Undeterred, Albion and Elsie bought three other cabins on Libby Island and began anew. When Maine Public Service Co. decided to flood the lake, they sold those camps and started yet again, this time from scratch. With their four young sons, they moved to a roadless, lakefront parcel on the mainland. Albion bought a washing machine, a gas refrigerator, a tractor to haul in lumber, and an Old Town lapstrake with a 10-horsepower motor. He put deposits on everything; then he died.

"Mom was really stuck," Matt says. "She got pressured to sell, but she had a lot of faith, and she just knew she belonged here." She persevered, remarried, and grew the business, despite the lack of road, telephone, or electricity. "We were so self-sufficient, we had to be ready for everything," Elsie recalls.

Matt grew up in the camps, but by high school, he'd had enough. "I said, 'I'm out of here.' " He had a change of heart while attending the University of Maine at Orono, where he met Ellen during his sophomore year. They married during their senior year, purchased the camps from Elsie, and opened the day after graduation. "We did lots of things wrong," Matt says, "but failure is the best teacher. I've never regretted it."

Little gets in the way of nature at Libby's. There are no phones, TVs, or video games. Fishing and hunting lure sportsmen in season, and during the summer, others come to canoe and kayak, hike, and swim. They can experience a wildlife-watching or orchid-viewing safari, learn to cast a fly, even take a floatplane to an even more remote cabin. Matt often flies guests to even more remote camps on isolated ponds or streams.

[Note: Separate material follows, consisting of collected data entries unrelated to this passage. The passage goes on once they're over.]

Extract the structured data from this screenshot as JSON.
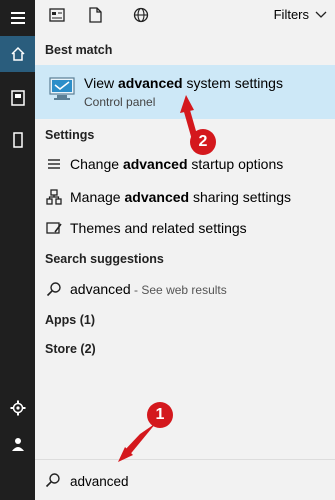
{
  "topbar": {
    "filters_label": "Filters",
    "icons": [
      "document-layout-icon",
      "file-icon",
      "globe-icon"
    ]
  },
  "best_match": {
    "header": "Best match",
    "title_pre": "View ",
    "title_bold": "advanced",
    "title_post": " system settings",
    "subtitle": "Control panel"
  },
  "settings": {
    "header": "Settings",
    "items": [
      {
        "pre": "Change ",
        "bold": "advanced",
        "post": " startup options"
      },
      {
        "pre": "Manage ",
        "bold": "advanced",
        "post": " sharing settings"
      },
      {
        "pre": "Themes and related settings",
        "bold": "",
        "post": ""
      }
    ]
  },
  "suggestions": {
    "header": "Search suggestions",
    "query": "advanced",
    "suffix": " - See web results"
  },
  "apps_header": "Apps (1)",
  "store_header": "Store (2)",
  "search": {
    "value": "advanced"
  },
  "callouts": [
    "1",
    "2"
  ],
  "colors": {
    "accent_selection": "#cde8f7",
    "rail": "#1f1f1f",
    "rail_active": "#2a5d7d",
    "annotation": "#d4181d"
  }
}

Matt and Ellen's children are active in the lodge. Daughter Alison assists from afar, but son Matt-John, and his wife, Jess, live on-site with their toddler, Kayla, and help operate the lodge.

Every morning Ellen and Jess whip up a hearty breakfast - their blueberry pancakes are legendary - and prepare pack lunches. After a day fishing, hunting, wildlife watching, or exploring the lake, guests share fish tales over dinner before retiring to their lakefront cabins to watch the Northern Lights and listen to the loons.

In 2007, the lodge was honored as the Orvis Fishing Lodge of the Year, a huge honor for a small property. "We'll continue the tradition," fifth-generation lodge-keeper Matt-John says. "It's a pretty good way of life."